The feast of Epiphany (also called Theophany) has always been a major feast day in the church right behind Pascha with each of the four Gospels retelling the story of that day. These stories from the Gospel paint a fairly simple picture. Christ enters the Jordan River with St. John the Baptist. After he comes out of the water, the heavens open and the Holy Spirit descends in the form of a dove and the voice of God says, “This is my beloved Son, with whom I am well pleased.”
To comprehend the deeper meaning, you must look back at the book of Genesis. There we read of how God made all things, drawing forth the Creation from a dark and watery Chaos. We read then of how the Spirit of God moved over the face of the waters. Day by day the Lord shaped and developed His world. He formed man. “Let us make man in our image, after our likeness,” speaks the Triune Godhead. And resting from His work, the Lord pronounces His approval on the brand-new heaven and earth: “And behold, it was very good.” But this world fell into brokenness and disharmony through the sin of our first parents. The Lord could have destroyed humanity and all His creation with them— He could have let it all slip back into the dark watery chaos from which it came back in the time of Noah’s flood.
But this was not His will. His desire is to redeem His world, to transform this universe into a new heaven and a new earth.
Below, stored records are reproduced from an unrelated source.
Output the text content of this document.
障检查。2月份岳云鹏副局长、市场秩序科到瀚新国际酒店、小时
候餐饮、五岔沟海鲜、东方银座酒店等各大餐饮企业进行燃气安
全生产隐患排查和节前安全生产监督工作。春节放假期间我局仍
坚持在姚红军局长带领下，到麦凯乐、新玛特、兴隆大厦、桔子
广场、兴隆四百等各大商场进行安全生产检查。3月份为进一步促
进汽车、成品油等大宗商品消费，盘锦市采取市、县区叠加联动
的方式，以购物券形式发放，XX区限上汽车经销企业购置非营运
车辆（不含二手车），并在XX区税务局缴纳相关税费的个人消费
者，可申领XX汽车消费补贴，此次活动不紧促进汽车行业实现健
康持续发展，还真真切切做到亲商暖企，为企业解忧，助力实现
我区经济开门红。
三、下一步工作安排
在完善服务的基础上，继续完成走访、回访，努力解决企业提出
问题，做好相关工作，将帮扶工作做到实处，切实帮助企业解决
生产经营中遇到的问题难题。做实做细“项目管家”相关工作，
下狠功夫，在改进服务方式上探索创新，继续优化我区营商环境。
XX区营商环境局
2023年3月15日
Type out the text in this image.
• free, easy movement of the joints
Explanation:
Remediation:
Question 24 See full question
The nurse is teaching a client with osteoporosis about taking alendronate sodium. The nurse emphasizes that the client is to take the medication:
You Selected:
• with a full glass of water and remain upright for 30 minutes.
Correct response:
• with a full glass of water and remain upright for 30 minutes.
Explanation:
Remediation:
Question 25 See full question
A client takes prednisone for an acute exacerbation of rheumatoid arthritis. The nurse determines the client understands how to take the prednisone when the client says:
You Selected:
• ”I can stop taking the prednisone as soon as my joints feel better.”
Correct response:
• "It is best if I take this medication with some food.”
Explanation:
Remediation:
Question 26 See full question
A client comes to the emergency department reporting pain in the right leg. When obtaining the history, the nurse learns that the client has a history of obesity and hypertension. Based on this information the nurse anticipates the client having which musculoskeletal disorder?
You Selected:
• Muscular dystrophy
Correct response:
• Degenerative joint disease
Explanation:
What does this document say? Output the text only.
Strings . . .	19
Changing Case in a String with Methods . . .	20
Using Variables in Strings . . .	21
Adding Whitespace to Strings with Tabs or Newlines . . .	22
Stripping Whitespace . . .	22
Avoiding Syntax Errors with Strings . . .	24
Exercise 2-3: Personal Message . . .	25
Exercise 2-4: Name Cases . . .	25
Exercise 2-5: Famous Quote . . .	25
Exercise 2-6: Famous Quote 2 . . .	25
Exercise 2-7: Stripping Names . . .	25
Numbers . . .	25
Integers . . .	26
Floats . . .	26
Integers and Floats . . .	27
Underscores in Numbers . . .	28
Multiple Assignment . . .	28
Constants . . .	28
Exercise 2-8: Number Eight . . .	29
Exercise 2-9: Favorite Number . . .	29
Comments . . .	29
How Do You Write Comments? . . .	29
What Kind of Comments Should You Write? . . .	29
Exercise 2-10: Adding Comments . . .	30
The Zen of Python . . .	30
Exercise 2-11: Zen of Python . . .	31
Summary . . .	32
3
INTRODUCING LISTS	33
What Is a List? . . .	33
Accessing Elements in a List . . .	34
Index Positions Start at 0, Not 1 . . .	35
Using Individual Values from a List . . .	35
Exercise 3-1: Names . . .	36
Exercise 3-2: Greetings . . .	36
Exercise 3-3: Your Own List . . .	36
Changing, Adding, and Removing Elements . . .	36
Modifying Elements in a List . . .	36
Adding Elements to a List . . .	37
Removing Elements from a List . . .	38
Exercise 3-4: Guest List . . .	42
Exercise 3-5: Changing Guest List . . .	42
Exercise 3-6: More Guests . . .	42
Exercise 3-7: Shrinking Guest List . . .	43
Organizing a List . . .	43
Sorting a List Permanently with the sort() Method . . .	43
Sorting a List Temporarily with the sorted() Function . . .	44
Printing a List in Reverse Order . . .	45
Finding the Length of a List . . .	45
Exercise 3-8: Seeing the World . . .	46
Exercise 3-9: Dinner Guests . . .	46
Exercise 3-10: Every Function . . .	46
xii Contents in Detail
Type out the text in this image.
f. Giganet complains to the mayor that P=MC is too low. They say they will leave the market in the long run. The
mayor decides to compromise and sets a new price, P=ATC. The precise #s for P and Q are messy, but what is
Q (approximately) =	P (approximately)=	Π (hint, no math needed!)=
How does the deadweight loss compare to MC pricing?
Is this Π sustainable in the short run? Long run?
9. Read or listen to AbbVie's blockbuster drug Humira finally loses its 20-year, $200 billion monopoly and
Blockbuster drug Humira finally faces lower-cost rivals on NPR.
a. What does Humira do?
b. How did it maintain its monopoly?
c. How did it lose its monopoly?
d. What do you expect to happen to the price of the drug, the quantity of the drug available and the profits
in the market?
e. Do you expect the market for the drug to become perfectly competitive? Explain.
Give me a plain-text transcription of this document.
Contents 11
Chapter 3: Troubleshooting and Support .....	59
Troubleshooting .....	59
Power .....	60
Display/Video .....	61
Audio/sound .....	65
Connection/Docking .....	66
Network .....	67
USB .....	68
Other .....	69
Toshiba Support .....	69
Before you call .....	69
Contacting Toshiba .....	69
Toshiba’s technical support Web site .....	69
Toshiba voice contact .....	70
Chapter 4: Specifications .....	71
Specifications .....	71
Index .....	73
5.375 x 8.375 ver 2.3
And this He would do by joining His imperishable nature to our broken and perishable nature, so that we might live with Him in harmony forever.
What we see on Epiphany, then, is a re- staging of the Creation: the Spirit hovering like a mother bird, in the form of a dove; the approval of the Father thundering from the open heavens; and out of the dark waters emerges the new creation—but this time God starts from the end and works backward! The first being to emerge from the waters is a man--the incarnate God, Jesus Christ. And so it begins—the healing of our nature, the re-harmonization of all creatures, the reconciliation of all living things to God. In time the New Creation will embrace the whole Universe. “For in [Christ] all the fullness of God was pleased to dwell, and through Him to reconcile to Himself all things, whether on earth or in heaven, making peace by the blood of His Cross” (Col. 1:19-20).